“He’s broke, so he sucks as a person” – some women are saying and live by this nowadays. If this idea would be more than an opinion, our world would be horrible.
If you’re a woman with this mindset here’s a few things to think about:
A man’s materialistic possessions do not define him, if it did , there wouldn’t be so many men with money who are a-holes. Money doesn’t make a man. A man may make money, but that money will never buy him character. There are plenty of men out there who are men of quality, respectful, faithful, open-minded, and loving etc. that are struggling in the financial arena. Being broke doesn’t mean that the person is broken…what if someone judged you by the areas in your life you are weak in, how would you feel?
Searching for a man with money makes you a gold digger. Why is that? Well I understand you need a man who can hold his own, who can provide etc., that is important and you should never settle for a man who will rely on you financially, but the fact that the #1 focus for you when picking a man is whether he can provide or not, raises a red flag.

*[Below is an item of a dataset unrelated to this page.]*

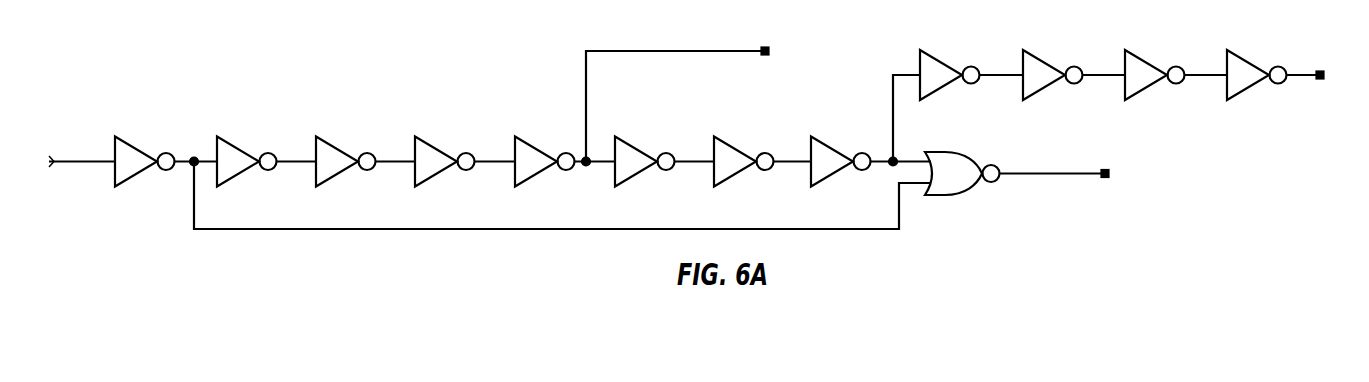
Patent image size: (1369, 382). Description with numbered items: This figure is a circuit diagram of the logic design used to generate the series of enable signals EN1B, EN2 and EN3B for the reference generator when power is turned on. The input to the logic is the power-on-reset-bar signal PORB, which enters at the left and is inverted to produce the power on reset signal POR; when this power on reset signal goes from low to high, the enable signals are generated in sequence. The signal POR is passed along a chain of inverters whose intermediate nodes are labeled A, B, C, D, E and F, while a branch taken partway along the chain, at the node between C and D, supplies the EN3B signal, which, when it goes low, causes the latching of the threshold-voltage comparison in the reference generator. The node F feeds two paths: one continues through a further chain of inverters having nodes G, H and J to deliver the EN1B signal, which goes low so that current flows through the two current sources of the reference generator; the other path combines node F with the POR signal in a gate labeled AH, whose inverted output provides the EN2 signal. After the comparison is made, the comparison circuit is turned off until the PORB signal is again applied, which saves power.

You fall under the category of women of this age who’s not looking for love, but someone to pay their bills. Many women brag about that, but I say it’s nothing to brag about. You’re a gold digger because you can’t provide for yourself, so you find men who will prove they’re financially responsible to rely on. Be more than a woman who uses people.
He’s no good because he won’t buy you expensive gifts and take you out to expensive places; he’s no good because he’s not willing to spend money on someone who he isn’t sure will value his gestures more than the items. Someone who wont love his money more than him. Some of the men you label as “broke dudes” that you consider lame, are actually men who aren’t willing to just throw their money away to prove themselves. Some of them just aren’t interested in your kind. Some of them aren’t dead broke, they live paycheck to paycheck like most Americans now-days. Some of the men you try to emasculate by comparing their value to their willingness to buy you are just smart enough not to.
Many great gentlemen I’ve known in my life weren’t necessarily broke, but they didn’t have extreme success financially. Some of the most arrogant, narcissistic, women degrading, bad mouthing men I’ve met had money. Not all men with money are bad, but many of them you consider men of quality use their money to buy women out and use them. They understand a woman who does not understand their worth has a price tag on them. Women who have a price tag are so materialistic that money can be used as bait to get you anywhere with them.
If you’re looking for love I suggest you consider dating men of quality character, be more open and look beyond the pocket book. Not all broke men are lame and no good, and not all rich men are gentlemen with morals. Keep in mind, love conquers all and later on an income of two makes things easier in the household for future purposes, not just one.